Bunu şu şekilde özetleyelim: birincisi bu topraklar tarım sit alanı olarak ilan edilmeli. Kent ve kent çevresinde inovatif tarımın, kalkınmanın, bölgesel kalkınmanın ve gıda üretiminin, istihdamın ve bu toprakların korunarak sürdürülebilir bir kalkınmanın projelendirilmesi gereken bir bölge. Organize sanayi bölgelerimizin olması büyük bir avantaj. Neden? Çünkü endüstri kalkınma ve bir endüstri kanunu çıktı 2004 yılında Türkiye’de. Endüstri Bölgesi Kanunu şu demek. Bir Hong Kong vari tarımdan ve tarıma dayalı sanayinin gelişebileceği büyük bir özel bölge. Özel kanunu olan, yönetimi olan, idari yapısı olan ve dünyanın bu tür teknolojilerinin toplandığı, hem inovasyonun sağlanabileceği hem de üretimin yapılabileceği dünyaya teknoloji ihraç eden büyük bir merkez olma imkanı var. Endüstri Bölgesi Kanunu 2004 yılında çıktıktan sonra ancak organize sanayi bölgesi olan yerlerde kurulabilir diye kanunda var bu da bizim için bir avantajdı. Onun için 3 tane organize sanayi bölgesi olan bir yerde organize tarım bölgesinin de kurularak bir endüstri tarım bölgesine dönüşecek bir alanı biz sadece bir tanesi değil, belki 8 tane termik santral kurulmasının planlandığını duyunca tüylerimiz diken diken oldu.
“BÜYÜK BİR ÇEVRE FACİASINA SEBEP OLACAK”
“Bize gelen ÇED raporunda söylenen 2 tane termik santral projesi var fakat bir tanesi şimdi bu konuştuğumuz Çerkezköy ve Silivri’nin neredeyse 10 bin metrekare alanını bloke edecek ve yer altı suyunu da ayrıca yok edecek. Zaten bugüne kadar kontrolsüz bir kullanımla Trakya su havzasının iki yüz elli metreyi geçtiğini biliyoruz. Kaynakların önemli ölçüde yok olduğunu biliyoruz. Şimdi ilave bir süreç gelecek. Bölgedeki kömürün yetersizliği söz konusuyken ithal kömüre dayalı yapılması ve buraya konulması bizim için büyük bir çevre faciasına sebep olacak. Çünkü ithal kömürle yapılacaksa ki projenin başında da yazıyor, neden burası limana mı yakın ne düşünülmüş bu konuda kötü düşünmek ve başka şeyleri tetiklemek amacında değilim. Ama sormak zorundayım.
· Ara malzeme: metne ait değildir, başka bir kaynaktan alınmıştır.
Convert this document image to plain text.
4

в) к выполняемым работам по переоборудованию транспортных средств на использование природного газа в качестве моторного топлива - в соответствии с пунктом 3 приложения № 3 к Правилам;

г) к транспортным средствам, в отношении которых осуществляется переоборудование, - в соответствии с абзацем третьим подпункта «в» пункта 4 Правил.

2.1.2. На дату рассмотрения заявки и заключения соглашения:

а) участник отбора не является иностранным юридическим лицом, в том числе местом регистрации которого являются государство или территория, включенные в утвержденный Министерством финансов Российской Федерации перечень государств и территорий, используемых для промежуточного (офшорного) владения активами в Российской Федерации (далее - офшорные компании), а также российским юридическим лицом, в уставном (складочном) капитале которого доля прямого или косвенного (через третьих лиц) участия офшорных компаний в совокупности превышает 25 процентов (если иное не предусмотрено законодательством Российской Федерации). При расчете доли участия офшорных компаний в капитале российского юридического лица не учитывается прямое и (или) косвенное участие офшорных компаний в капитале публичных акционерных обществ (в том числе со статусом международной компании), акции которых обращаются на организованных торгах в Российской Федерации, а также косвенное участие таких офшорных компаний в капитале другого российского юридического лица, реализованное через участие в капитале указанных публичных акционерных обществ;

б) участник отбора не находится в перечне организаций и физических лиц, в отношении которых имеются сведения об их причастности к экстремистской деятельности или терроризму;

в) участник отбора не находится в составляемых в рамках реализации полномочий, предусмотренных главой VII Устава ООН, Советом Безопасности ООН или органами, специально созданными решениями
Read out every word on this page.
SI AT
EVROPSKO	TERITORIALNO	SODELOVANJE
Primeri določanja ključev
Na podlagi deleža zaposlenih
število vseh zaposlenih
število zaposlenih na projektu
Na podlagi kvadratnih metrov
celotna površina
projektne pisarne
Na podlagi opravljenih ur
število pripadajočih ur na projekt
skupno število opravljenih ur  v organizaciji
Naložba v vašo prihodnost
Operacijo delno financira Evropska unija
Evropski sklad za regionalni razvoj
Neden burası? Neden bu tarım alanının, bu Balkanlar’ın en verimli bölgesinin seçilmesinin sebebini anlamış değiliz. Bir avantaj sağlanacaksa bu enerji bağımlılığından kurtulunacaksa anlamadığımız ve bugün fark etmediğimiz ki bu da yanlıştır. Halkın fark etmediği, anlamadığı şeyi alelacele buraya getirip koymak istemelerinin sebebini de ya birileri bize söyleyecek ya da biz buna inanmayacağız çünkü inandırıcı bir yanı bize göre yok şu aşamada. Hiçbir gerekçe bu toprakların mahvedilmesini ve burada tarımın ve yaşamın dışına çıkarılmasını gerekçe gösteremez. Bunu haklı kılamaz. “
“BU SANTRALİN YAPILMASINI İSTEMİYORUZ”
Bu anlamıyla biz bu çalışmayı başta İl Çevre Komisyonu’muz ile başlayan ve daha sonra Çerkezköy Belediye Başkanı Vahap kardeşimizin bu duyarlılığı ile bu süreçleri devam ettireceğiz. Biz burada bu santralin yapılmasını istemiyoruz. Bu çevre faciasını burada yaşamak istemiyoruz. bu çok doğal bir yaşam hakkını savunmak ve ifade edilmesi anlamındadır. Bunu tamamen bir çevre duyarlılığı, yaşadığı yere sahip çıkma olarak görülmesini ve hiçbir siyasi bağlantı ile gerekçelendirilmemesini özellikle vurgulamak istiyorum. Biz sadece bölgemizin ve bu toprakların korunmasını istiyoruz. Bu çabaya emek veren gayet gösteren herkesi kutluyorum.” dedi.
Silivri Belediye Başkanı Özcan Işıkların konuşmasının ardından Çerkezköy Belediye Başkanı Vahap Akay da bir konuşma yaptı.
Prof Dr.Doğan Kantarcı, Silivri Belediye Başkan Yardımcısı Mehmet Has, Silivri Çevre Derneği Başkanı Ali Korsan ve CHP İstanbul İl Çevre Komisyonu Başkanı Şeyma Dumrul da toplantı da birer konuşma gerçekleştirdi.